How Not to Save NewspapersS

Micropayments are the future of content! If I had a nickel for every time I heard that one. Walter Isaacson, a former managing editor of Time, is the latest to pick up this tired banner.

In Time's latest cover story — which you can read without charge on the World Wide Web — Isaacson writes that publications cannot rely on advertising revenues alone, and should get their readers to pay per article instead:

A person who wants one day's edition of a newspaper or is enticed by a link to an interesting article is rarely going to go through the cost and hassle of signing up for a subscription under today's clunky payment systems. The key to attracting online revenue, I think, is to come up with an iTunes-easy method of micropayment.

We ought to cheer the notion that publications will try to start charging for content online. Writers at ad-supported publications will pay the fees and deliver crisp summaries and analysis for free. Outlets which charge will end up reduced to the business of trade publications, which only manage to extract money from people who need the information for their job.

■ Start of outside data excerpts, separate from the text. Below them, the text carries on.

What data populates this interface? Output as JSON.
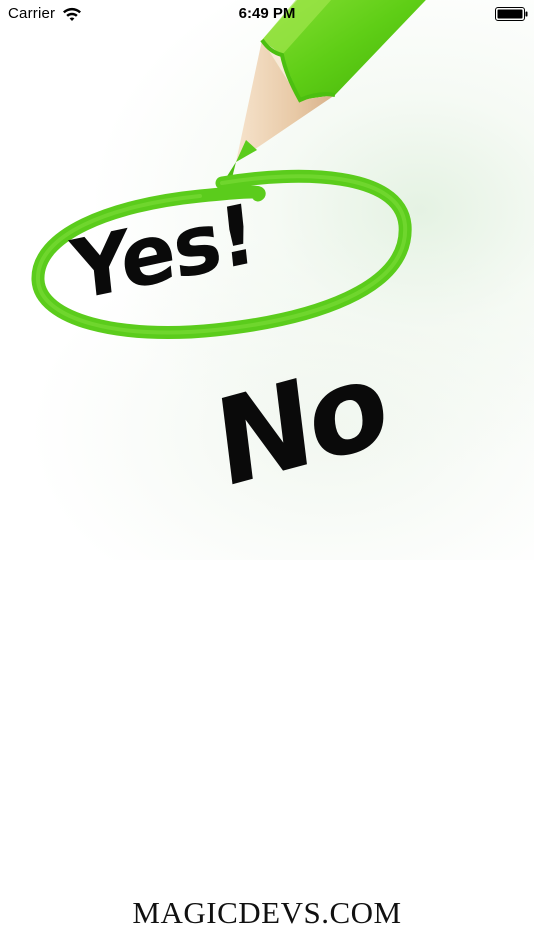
{
  "status_bar": {
    "carrier": "Carrier",
    "time": "6:49 PM",
    "icons": [
      "wifi-icon",
      "battery-icon"
    ]
  },
  "splash": {
    "yes_label": "Yes!",
    "no_label": "No",
    "selected_option": "Yes!",
    "accent_color": "#5bcc1c"
  },
  "footer": {
    "brand": "MAGICDEVS.COM"
  }
}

That's pretty much what Time did in its early years, when it was a fancy printed blog. Editors there subscribed to the New York Times and other papers, and wrote up a weekly digest, which Time's founder, Henry Luce, then sold for rather less money than one would pay at the newsstand for all their sources.

But we have to wonder where Isaacson got this idea? Here's a hint: In 1995, Josh Quittner, whom Isaacson had hired the year before, wrote an essay about "Way New Journalism" for the online arm of Wired. Quittner wrote:

Nearly two-thirds of the cost of putting out a newspaper or magazine is the cost of printing it (paper, ink, printing presses) and distributing it (trucks, delivery folks, mail). Uncouple the content from the production and distribution costs, and you see the kind of cash we're dealing with here. Introduce the possibility that by the end of the decade, 100 million people will be on the Net. Now, give those people the technical ability to pay 3 cents for each and every story they read. If only 1 million people read, say, one Time story on O.J. Simpson, that's US$30,000. Pretty soon, you're talking about real money.

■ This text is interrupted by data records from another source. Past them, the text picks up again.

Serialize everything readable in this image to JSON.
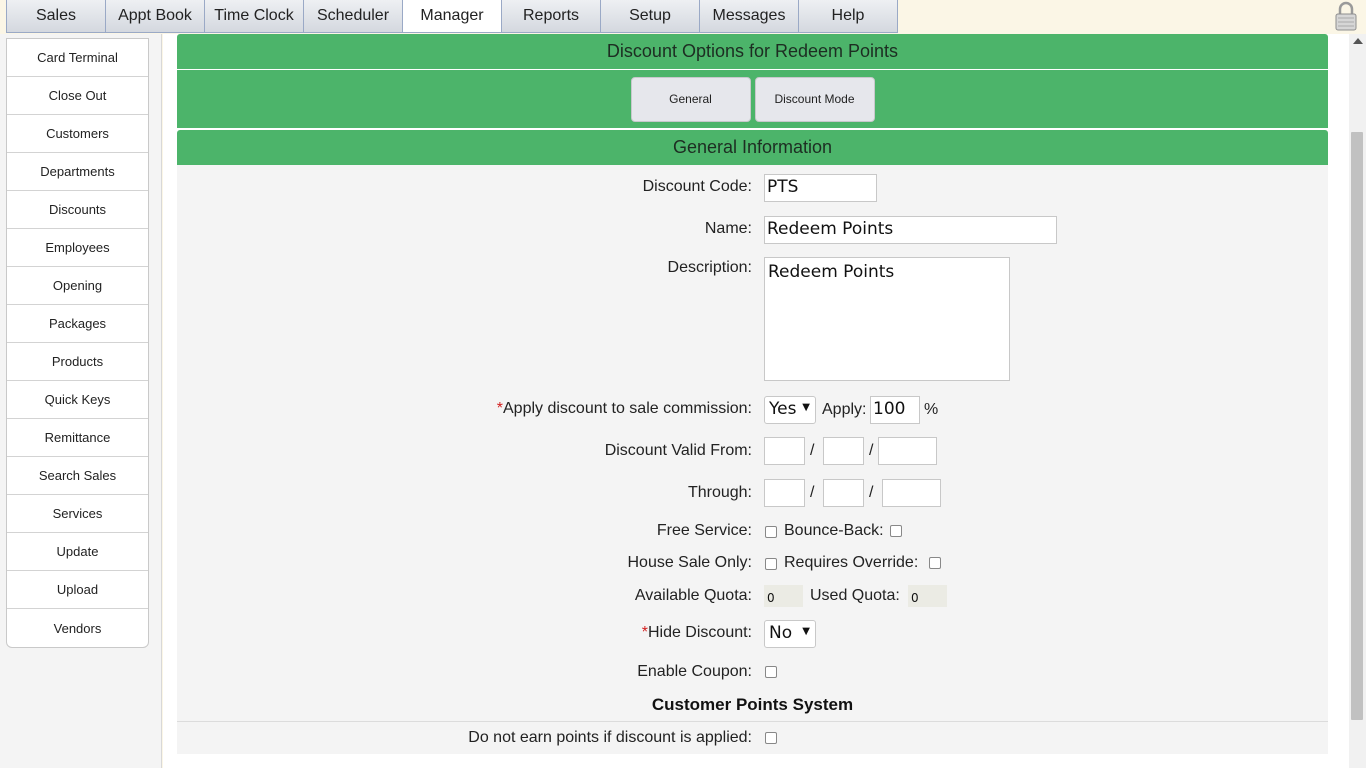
{
  "top_tabs": [
    "Sales",
    "Appt Book",
    "Time Clock",
    "Scheduler",
    "Manager",
    "Reports",
    "Setup",
    "Messages",
    "Help"
  ],
  "active_tab": "Manager",
  "sidebar": {
    "items": [
      "Card Terminal",
      "Close Out",
      "Customers",
      "Departments",
      "Discounts",
      "Employees",
      "Opening",
      "Packages",
      "Products",
      "Quick Keys",
      "Remittance",
      "Search Sales",
      "Services",
      "Update",
      "Upload",
      "Vendors"
    ]
  },
  "header": {
    "title": "Discount Options for Redeem Points"
  },
  "buttons": {
    "general": "General",
    "discount_mode": "Discount Mode"
  },
  "section": {
    "title": "General Information"
  },
  "form": {
    "discount_code_label": "Discount Code:",
    "discount_code_value": "PTS",
    "name_label": "Name:",
    "name_value": "Redeem Points",
    "description_label": "Description:",
    "description_value": "Redeem Points",
    "required_mark": "*",
    "apply_commission_label": "Apply discount to sale commission:",
    "apply_commission_value": "Yes",
    "apply_label": "Apply:",
    "apply_value": "100",
    "percent": "%",
    "valid_from_label": "Discount Valid From:",
    "through_label": "Through:",
    "slash": "/",
    "free_service_label": "Free Service:",
    "bounce_back_label": "Bounce-Back:",
    "house_sale_label": "House Sale Only:",
    "requires_override_label": "Requires Override:",
    "available_quota_label": "Available Quota:",
    "available_quota_value": "0",
    "used_quota_label": "Used Quota:",
    "used_quota_value": "0",
    "hide_discount_label": "Hide Discount:",
    "hide_discount_value": "No",
    "enable_coupon_label": "Enable Coupon:"
  },
  "points_section": {
    "title": "Customer Points System",
    "no_earn_label": "Do not earn points if discount is applied:"
  },
  "icons": {
    "lock": "lock-icon",
    "dropdown": "chevron-down-icon"
  },
  "colors": {
    "green_header": "#4cb46a",
    "form_bg": "#f4f4f4",
    "required": "#d21f1f"
  }
}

When Quittner noted that the technical infrastructure for such micropayments was missing in 1995, it was true. When Wired repeated the claim a year later, it was still true. But when Isaacson mouths the verity in 2009, he makes a fool of himself. He writes that PayPal does not accept micropayments; in fact, it does. Amazon.com lets anyone build their own micropayments service using its billing engine. The existence of 99-cent iTunes songs and 10-cent text messages show that consumers are willing to pay small amounts for digital content.

The problem with micropayments is not technology. It's that consumers are fundamentally uninterested in paying per article. Isaacson dismisses the problem of "mental transaction costs," but it's quite real. It's almost impossible to determine the value of an article before you read it. And the amounts we're talking about — 3 cents? 5 cents? 10 cents? — aren't worth the time it takes to decide how much one is willing to pay.

The advocates of micropayments also forget the basic law of supply and demand. Editors today increasingly talk about "commodity news" — the numbingly same mass of articles written about the same news event, adding nothing to the reader's knowledge. Why would anyone pay for those? The snobs of print media also forget that they have long competed with free radio and television news broadcasts. The news will come out, one way or another. It's the classic vanity of writers to think that they have created the one perfect story that exceeds all others. The clear-minded statistics of Web usage quickly reveal this as a delusion.

Quittner (who, full disclosure, was my boss for six years at Time and Business 2.0 and talked about micopayments incessantly) was right to note the liberating effect of getting rid of the costs of print media. But he was wrong about how we'd pay for it.